Zur Glaubhaftmachung des fiktiven monatlichen Nettoeinkommens eines abhängig Beschäftigten im Versagungsantrag genügt es, wenn der Gläubiger sich insoweit auf die eigenen Angaben des selbständig tätigen Schuldners stützt. Maßgebend ist ein hypothetisches Einkommen aus einem angemessenen, nicht notwendigerweise der selbständigen Tätigkeit entsprechenden Dienstverhältnis. Der Schuldner ist nicht dadurch entlastet, dass ihn weder das Insolvenzgericht noch der Treuhänder in der Wohlverhaltensphase darauf hingewiesen hat, die an den Treuhänder abgeführten Beträge entsprächen nicht dem Pfändungsbetrag eines vergleichbar abhängig Beschäftigten.

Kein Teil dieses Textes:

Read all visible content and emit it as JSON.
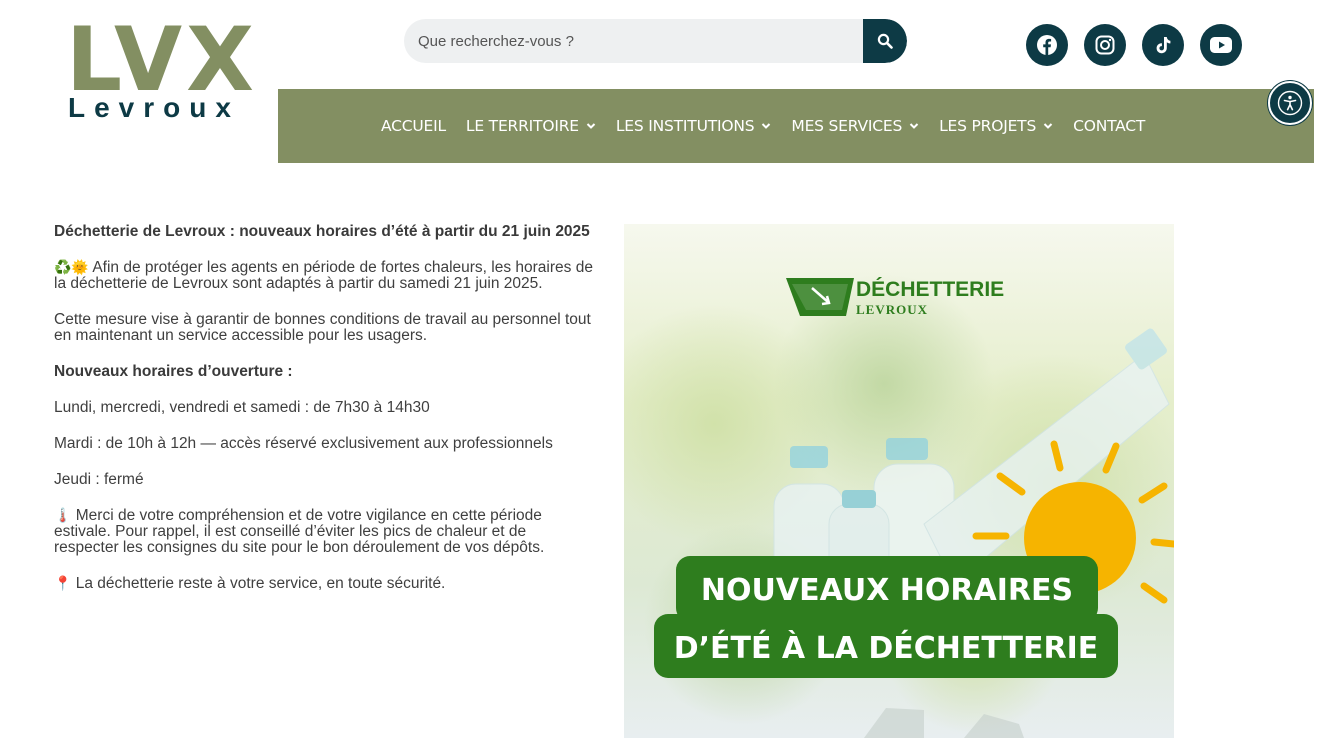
{
  "logo": {
    "big": "LVX",
    "small": "Levroux"
  },
  "search": {
    "placeholder": "Que recherchez-vous ?"
  },
  "social": [
    "facebook-icon",
    "instagram-icon",
    "tiktok-icon",
    "youtube-icon"
  ],
  "nav": {
    "items": [
      {
        "label": "ACCUEIL",
        "dropdown": false
      },
      {
        "label": "LE TERRITOIRE",
        "dropdown": true
      },
      {
        "label": "LES INSTITUTIONS",
        "dropdown": true
      },
      {
        "label": "MES SERVICES",
        "dropdown": true
      },
      {
        "label": "LES PROJETS",
        "dropdown": true
      },
      {
        "label": "CONTACT",
        "dropdown": false
      }
    ]
  },
  "article": {
    "title": "Déchetterie de Levroux : nouveaux horaires d’été à partir du 21 juin 2025",
    "p1_emoji": "♻️🌞",
    "p1": "Afin de protéger les agents en période de fortes chaleurs, les horaires de la déchetterie de Levroux sont adaptés à partir du samedi 21 juin 2025.",
    "p2": "Cette mesure vise à garantir de bonnes conditions de travail au personnel tout en maintenant un service accessible pour les usagers.",
    "hours_title": "Nouveaux horaires d’ouverture :",
    "hours1": "Lundi, mercredi, vendredi et samedi : de 7h30 à 14h30",
    "hours2": "Mardi : de 10h à 12h — accès réservé exclusivement aux professionnels",
    "hours3": "Jeudi : fermé",
    "p3_emoji": "🌡️",
    "p3": "Merci de votre compréhension et de votre vigilance en cette période estivale. Pour rappel, il est conseillé d’éviter les pics de chaleur et de respecter les consignes du site pour le bon déroulement de vos dépôts.",
    "p4_emoji": "📍",
    "p4": "La déchetterie reste à votre service, en toute sécurité."
  },
  "image": {
    "brand": "DÉCHETTERIE",
    "brand_sub": "LEVROUX",
    "banner_line1": "NOUVEAUX HORAIRES",
    "banner_line2": "D’ÉTÉ À LA DÉCHETTERIE"
  },
  "colors": {
    "olive": "#838f62",
    "dark_teal": "#0d3a45",
    "green": "#2e7d1e",
    "sun": "#f6b400"
  }
}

Restschuldbefreiung eines Selbständigen

Einnahmen eines selbständig tätigen Schuldners fallen grundsätzlich nicht unter die Abtretungserklärung des § 287 Abs. 2 Satz 1 InsO. Daher ist § 295 Abs. 1 Nr. 3 InsO insoweit nicht anzuwenden1. Einnahmen, die der Schuldner aufgrund einer wirtschaftlich selbständigen Tätigkeit erzielt, müssen ihm uneingeschränkt zur Verfügung stehen, damit er seiner Abführungspflicht aus § 295 Abs. 2 InsO gerecht werden kann. Sie können deshalb – ungeachtet der Tatsache, dass auch der selbständig tätige Schuldner seinem Antrag eine Abtretungserklärung nach § 287 Abs. 2 Satz 1 InsO beizufügen hat – in aller Regel auch nicht als pfändbares Einkommen im Sinne des § 850 Abs. 2 ZPO angesehen werden2.

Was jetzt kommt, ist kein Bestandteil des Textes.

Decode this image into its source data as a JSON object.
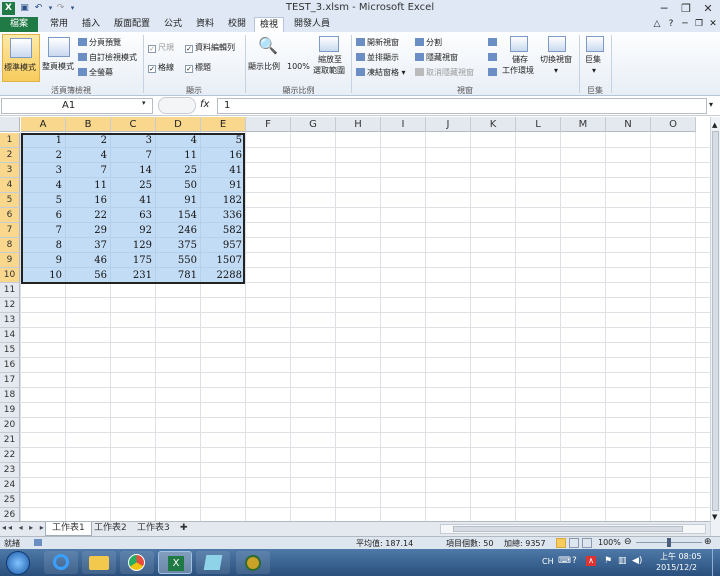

Auf die tatsächlichen Einkünfte des Schuldners, der während der gesamten Wohlverhaltensphase selbständig tätig war, kommt es für den nach dem Gläubigervorbringen3 allein einschlägigen Versagungstatbestand des § 295 Abs. 2 InsO auch nicht an. Ob der Schuldner als selbständig Tätiger einen Gewinn erzielt hat oder ob er einen höheren Gewinn hätte erwirtschaften können, ist unerheblich. Nach § 295 Abs. 2 InsO obliegt es dem selbständig tätigen Schuldner, die Insolvenzgläubiger durch Zahlungen an den Treuhänder so zu stellen, wie wenn er ein angemessenes Dienstverhältnis eingegangen wäre. Die Vorschrift löst die zu berücksichtigenden Erträge vom tatsächlichen wirtschaftlichen Erfolg der selbständigen Tätigkeit des Schuldners. Das anzunehmende fiktive Nettoeinkommen ist dabei aus einem angemessenen Dienstverhältnis zu berechnen. Angemessen ist nur eine dem Schuldner mögliche abhängige Tätigkeit4.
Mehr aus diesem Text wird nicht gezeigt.